I was happy to see this week's PYMOTW show up in my rss reader - I've just been mucking about with difflib. One thing I ran into that I didn't understand was the linejunk/charjunk functionality. I assumed that a line for which my linejunk function returned True would be ignored in the diff. This doesn't seem to be the case - I can't quite figure out in fact what it's supposed to do.

The following code:

---------
import difflib

text1 = """aaaa
abcd
#present in both
qwer
"""
text1_lines = text1.splitlines()

text2 = """aaaa
abdc
#present in both
qwer
#this line should be ignored?
"""
text2_lines = text2.splitlines()

def comments(line):
if line[0] == '#': return True

diff = difflib.ndiff(text1_lines, text2_lines, linejunk=comments)
for line in diff: print line

---------

Results in the following output:
---------
aaaa
- abcd
? -

+ abdc
? +

#present in both
qwer
+ #this line should be ignored?

---------
It didn't filter out the comment lines that appear in both inputs and didn't ignore the comment line that only appeared in one input... I was pressed for time and just pre-filtered my lists of lines with a regex before passing them to the diff module, but still wonder what linejunk/charjunk are supposed to do...

Doug said...

@metapundit.net:

It took a little while to work out a response to your question.
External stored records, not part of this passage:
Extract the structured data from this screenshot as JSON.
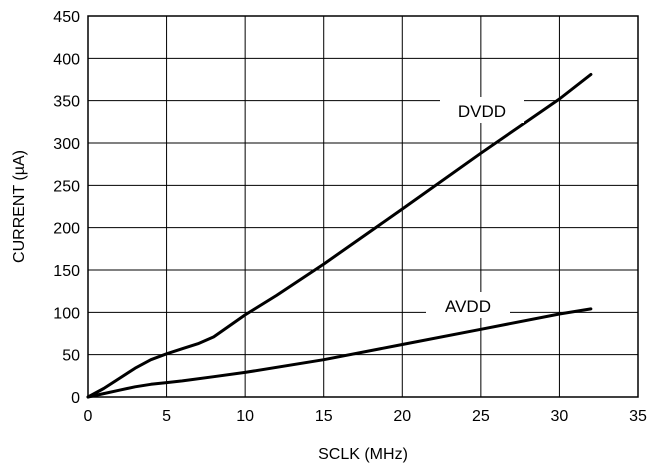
{
  "chart_data": {
    "type": "line",
    "xlabel": "SCLK (MHz)",
    "ylabel": "CURRENT (µA)",
    "xlim": [
      0,
      35
    ],
    "ylim": [
      0,
      450
    ],
    "xticks": [
      "0",
      "5",
      "10",
      "15",
      "20",
      "25",
      "30",
      "35"
    ],
    "yticks": [
      "0",
      "50",
      "100",
      "150",
      "200",
      "250",
      "300",
      "350",
      "400",
      "450"
    ],
    "grid": true,
    "series": [
      {
        "name": "DVDD",
        "x": [
          0,
          1,
          2,
          3,
          4,
          5,
          6,
          7,
          8,
          10,
          12,
          15,
          20,
          25,
          30,
          32
        ],
        "y": [
          0,
          10,
          22,
          34,
          44,
          51,
          57,
          63,
          71,
          97,
          120,
          157,
          222,
          288,
          352,
          381
        ]
      },
      {
        "name": "AVDD",
        "x": [
          0,
          1,
          2,
          3,
          4,
          5,
          6,
          8,
          10,
          15,
          20,
          25,
          30,
          32
        ],
        "y": [
          0,
          4,
          8,
          12,
          15,
          17,
          19,
          24,
          29,
          44,
          62,
          80,
          98,
          104
        ]
      }
    ]
  }
}
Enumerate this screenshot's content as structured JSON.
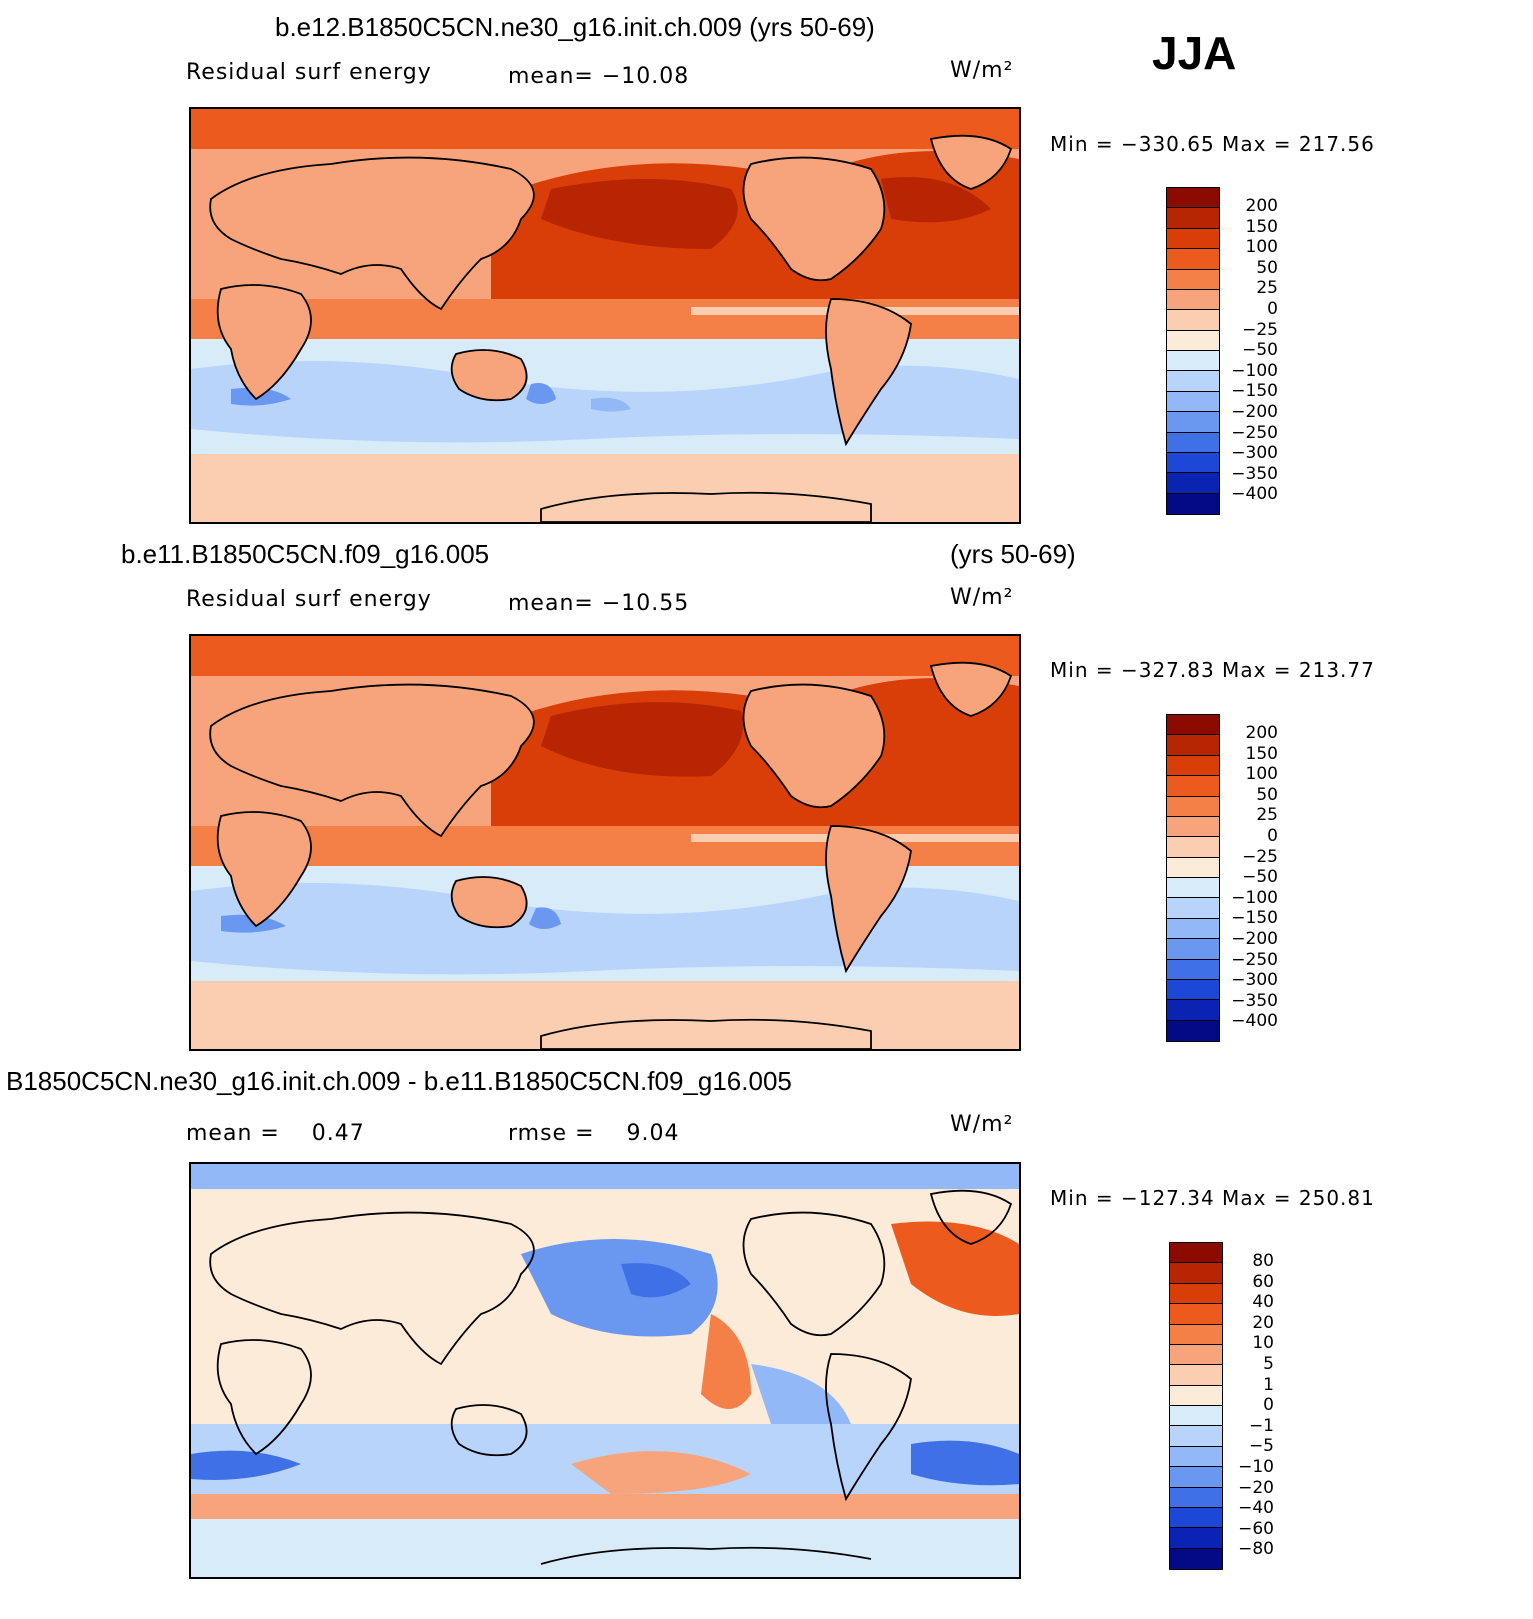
{
  "season": "JJA",
  "panels": [
    {
      "title": "b.e12.B1850C5CN.ne30_g16.init.ch.009 (yrs 50-69)",
      "subtitle_left": "",
      "variable": "Residual surf energy",
      "mean_label": "mean= −10.08",
      "units": "W/m²",
      "minmax": "Min = −330.65 Max = 217.56"
    },
    {
      "title_left": "b.e11.B1850C5CN.f09_g16.005",
      "title_right": "(yrs 50-69)",
      "variable": "Residual surf energy",
      "mean_label": "mean= −10.55",
      "units": "W/m²",
      "minmax": "Min = −327.83 Max = 213.77"
    },
    {
      "title": "B1850C5CN.ne30_g16.init.ch.009 - b.e11.B1850C5CN.f09_g16.005",
      "mean_label": "mean =    0.47",
      "rmse_label": "rmse =    9.04",
      "units": "W/m²",
      "minmax": "Min = −127.34 Max = 250.81"
    }
  ],
  "colorbars": {
    "absolute": {
      "labels": [
        "200",
        "150",
        "100",
        "50",
        "25",
        "0",
        "−25",
        "−50",
        "−100",
        "−150",
        "−200",
        "−250",
        "−300",
        "−350",
        "−400"
      ],
      "colors": [
        "#8b0b00",
        "#b82503",
        "#d93d08",
        "#ec5a1e",
        "#f47f47",
        "#f7a47c",
        "#fbcdb1",
        "#fdebd9",
        "#d8ebf9",
        "#b8d4fb",
        "#93b8f7",
        "#6a98f0",
        "#3f70e6",
        "#1d47d6",
        "#0a23b3",
        "#040a85"
      ]
    },
    "difference": {
      "labels": [
        "80",
        "60",
        "40",
        "20",
        "10",
        "5",
        "1",
        "0",
        "−1",
        "−5",
        "−10",
        "−20",
        "−40",
        "−60",
        "−80"
      ],
      "colors": [
        "#8b0b00",
        "#b82503",
        "#d93d08",
        "#ec5a1e",
        "#f47f47",
        "#f7a47c",
        "#fbcdb1",
        "#fdebd9",
        "#d8ebf9",
        "#b8d4fb",
        "#93b8f7",
        "#6a98f0",
        "#3f70e6",
        "#1d47d6",
        "#0a23b3",
        "#040a85"
      ]
    }
  }
}
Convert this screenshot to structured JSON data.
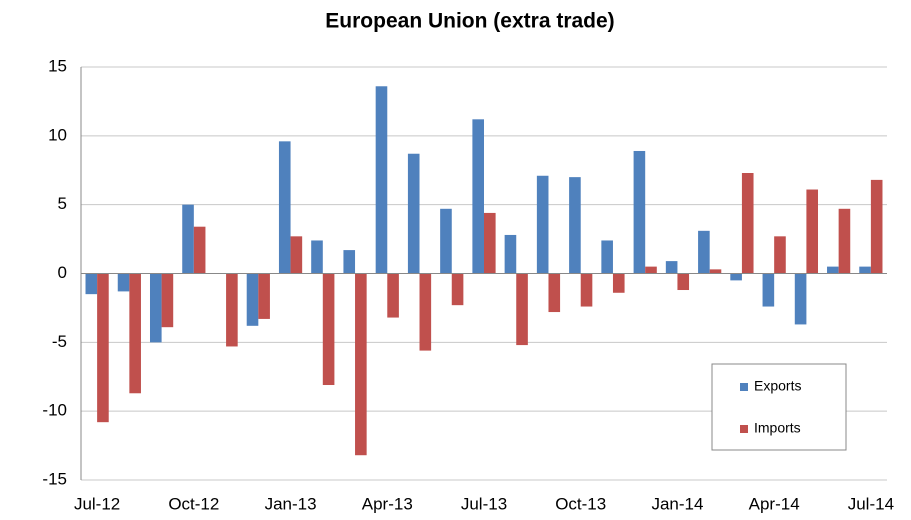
{
  "chart_data": {
    "type": "bar",
    "title": "European Union (extra trade)",
    "categories": [
      "Jul-12",
      null,
      null,
      "Oct-12",
      null,
      null,
      "Jan-13",
      null,
      null,
      "Apr-13",
      null,
      null,
      "Jul-13",
      null,
      null,
      "Oct-13",
      null,
      null,
      "Jan-14",
      null,
      null,
      "Apr-14",
      null,
      null,
      "Jul-14"
    ],
    "series": [
      {
        "name": "Exports",
        "color": "#4f81bd",
        "values": [
          -1.5,
          -1.3,
          -5,
          5,
          0,
          -3.8,
          9.6,
          2.4,
          1.7,
          13.6,
          8.7,
          4.7,
          11.2,
          2.8,
          7.1,
          7.0,
          2.4,
          8.9,
          0.9,
          3.1,
          -0.5,
          -2.4,
          -3.7,
          0.5,
          0.5
        ]
      },
      {
        "name": "Imports",
        "color": "#c0504d",
        "values": [
          -10.8,
          -8.7,
          -3.9,
          3.4,
          -5.3,
          -3.3,
          2.7,
          -8.1,
          -13.2,
          -3.2,
          -5.6,
          -2.3,
          4.4,
          -5.2,
          -2.8,
          -2.4,
          -1.4,
          0.5,
          -1.2,
          0.3,
          7.3,
          2.7,
          6.1,
          4.7,
          6.8
        ]
      }
    ],
    "ylim": [
      -15,
      15
    ],
    "yticks": [
      -15,
      -10,
      -5,
      0,
      5,
      10,
      15
    ],
    "grid": true,
    "legend": "lower right"
  }
}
The junk functions do not filter content from being compared entirely, they just help with the algorithm that is looking for the longest matches. When a junk function is provided, the matching sequences do not include junk. The example from SequenceMatcher.find_longest_match() in the module looks something like:

>>> s = SequenceMatcher(None, " abcd", "abcd abcd")
>>> s.find_longest_match(0, 5, 0, 9)
(0, 4, 5)

>>> s = SequenceMatcher(lambda x: x==" ", " abcd", "abcd abcd")
>>> s.find_longest_match(0, 5, 0, 9)
(1, 0, 4)

In the first case, without junk filtering, the match is made with the full sequence from the first string argument ([0:5]), so it appears late in the second argument ([4:9]).

In the second case, with junk filtering, the space in the first string is ignored for the purposes of finding a match. The result is the first occurance of "abcd" matches for both strings ([1:5], and [0:4]).

I've added another example file (difflib_junk.py) to release 1.23 of the sample code.